Group works for right to refuse service for same-sex weddings
PORTLAND, Ore. -- It all started a year ago at a small bakery in Gresham called Sweet Cakes by Melissa.
Melissa and her husband, Aaron Klein, turned away a lesbian couple when they ordered a cake for their wedding.
That's against an Oregon law passed in 2007 that bans discrimination based on sexual orientation and other protected factors.
Almost a year after the Sweet Cakes incident, a new group backed by the Oregon Family Council launched a petition that would rewrite state law.
The Friends of Religious Freedom announced it was seeking 87,000 signatures to put the issue on the ballot next November.

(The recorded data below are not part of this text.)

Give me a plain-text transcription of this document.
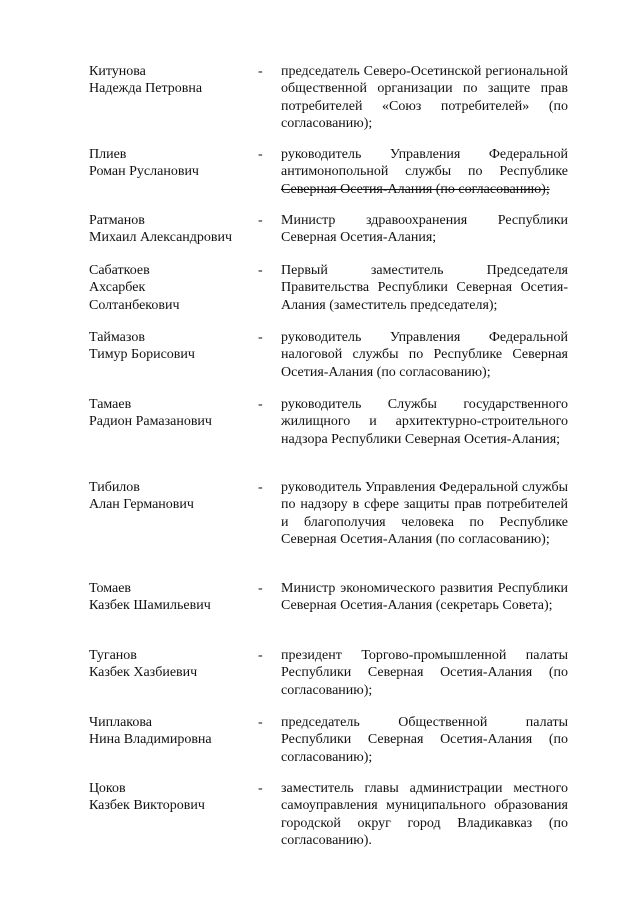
Китунова
Надежда Петровна
- председатель Северо-Осетинской региональной общественной организации по защите прав потребителей «Союз потребителей» (по согласованию);
Плиев
Роман Русланович
- руководитель Управления Федеральной антимонопольной службы по Республике Северная Осетия-Алания (по согласованию);
Ратманов
Михаил Александрович
- Министр здравоохранения Республики Северная Осетия-Алания;
Сабаткоев
Ахсарбек
Солтанбекович
- Первый заместитель Председателя Правительства Республики Северная Осетия-Алания (заместитель председателя);
Таймазов
Тимур Борисович
- руководитель Управления Федеральной налоговой службы по Республике Северная Осетия-Алания (по согласованию);
Тамаев
Радион Рамазанович
- руководитель Службы государственного жилищного и архитектурно-строительного надзора Республики Северная Осетия-Алания;
Тибилов
Алан Германович
- руководитель Управления Федеральной службы по надзору в сфере защиты прав потребителей и благополучия человека по Республике Северная Осетия-Алания (по согласованию);
Томаев
Казбек Шамильевич
- Министр экономического развития Республики Северная Осетия-Алания (секретарь Совета);
Туганов
Казбек Хазбиевич
- президент Торгово-промышленной палаты Республики Северная Осетия-Алания (по согласованию);
Чиплакова
Нина Владимировна
- председатель Общественной палаты Республики Северная Осетия-Алания (по согласованию);
Цоков
Казбек Викторович
- заместитель главы администрации местного самоуправления муниципального образования городской округ город Владикавказ (по согласованию).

It needs the signatures by July.
"People of faith don't want to be dragged by the hair to attend ceremonies that violate their deeply held religious beliefs," said Shawn Lindsay, the lawyer for the group. "There is a tremendous amount of conflict here. We want to find a way to get along peacefully and respect each other's rights."

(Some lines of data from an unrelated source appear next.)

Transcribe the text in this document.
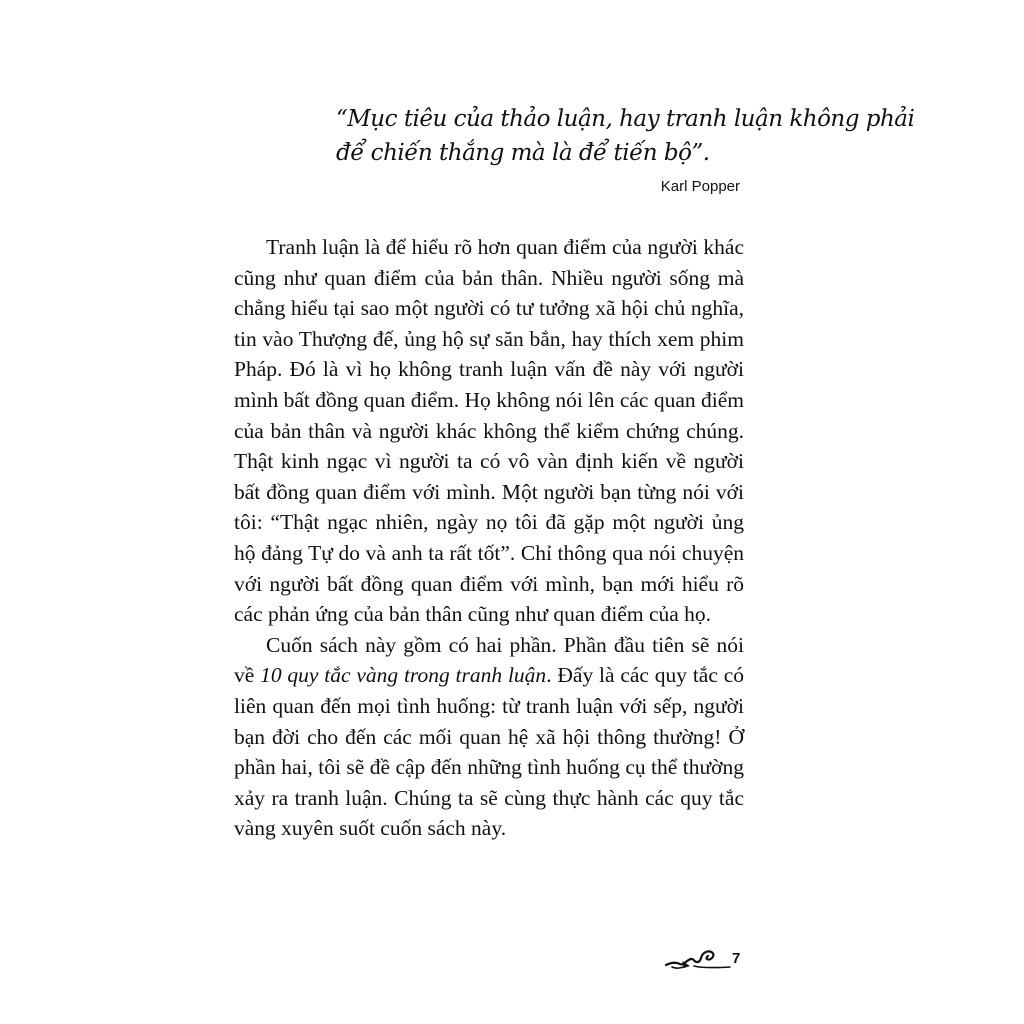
“Mục tiêu của thảo luận, hay tranh luận không phải
để chiến thắng mà là để tiến bộ”.
Karl Popper

Tranh luận là để hiểu rõ hơn quan điểm của người khác cũng như quan điểm của bản thân. Nhiều người sống mà chẳng hiểu tại sao một người có tư tưởng xã hội chủ nghĩa, tin vào Thượng đế, ủng hộ sự săn bắn, hay thích xem phim Pháp. Đó là vì họ không tranh luận vấn đề này với người mình bất đồng quan điểm. Họ không nói lên các quan điểm của bản thân và người khác không thể kiểm chứng chúng. Thật kinh ngạc vì người ta có vô vàn định kiến về người bất đồng quan điểm với mình. Một người bạn từng nói với tôi: “Thật ngạc nhiên, ngày nọ tôi đã gặp một người ủng hộ đảng Tự do và anh ta rất tốt”. Chỉ thông qua nói chuyện với người bất đồng quan điểm với mình, bạn mới hiểu rõ các phản ứng của bản thân cũng như quan điểm của họ.

Cuốn sách này gồm có hai phần. Phần đầu tiên sẽ nói về 10 quy tắc vàng trong tranh luận. Đấy là các quy tắc có liên quan đến mọi tình huống: từ tranh luận với sếp, người bạn đời cho đến các mối quan hệ xã hội thông thường! Ở phần hai, tôi sẽ đề cập đến những tình huống cụ thể thường xảy ra tranh luận. Chúng ta sẽ cùng thực hành các quy tắc vàng xuyên suốt cuốn sách này.

7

The proposal would allow a religious exception for business owners who choose to refuse service for ceremonies and arrangements relating to same-sex weddings, civil unions and domestic partnerships.
The change, if passed by voters, would not allow discrimination against gays or lesbians for other reasons.
Basic Rights Oregon declined to be interviewed but sent an email saying:
"Religious freedom is a fundamental part of America. And while we are all entitled to our religious beliefs, those beliefs don't entitle any of us to discriminate against others, or disobey laws that are already in place to ensure that everyone is treated equally. Freedom means freedom for everyone, and it is wrong to treat people differently because of who they are and who they love."
The Bureau of Labor and Industries is still investigating the original complaint against Sweet Cakes by Melissa.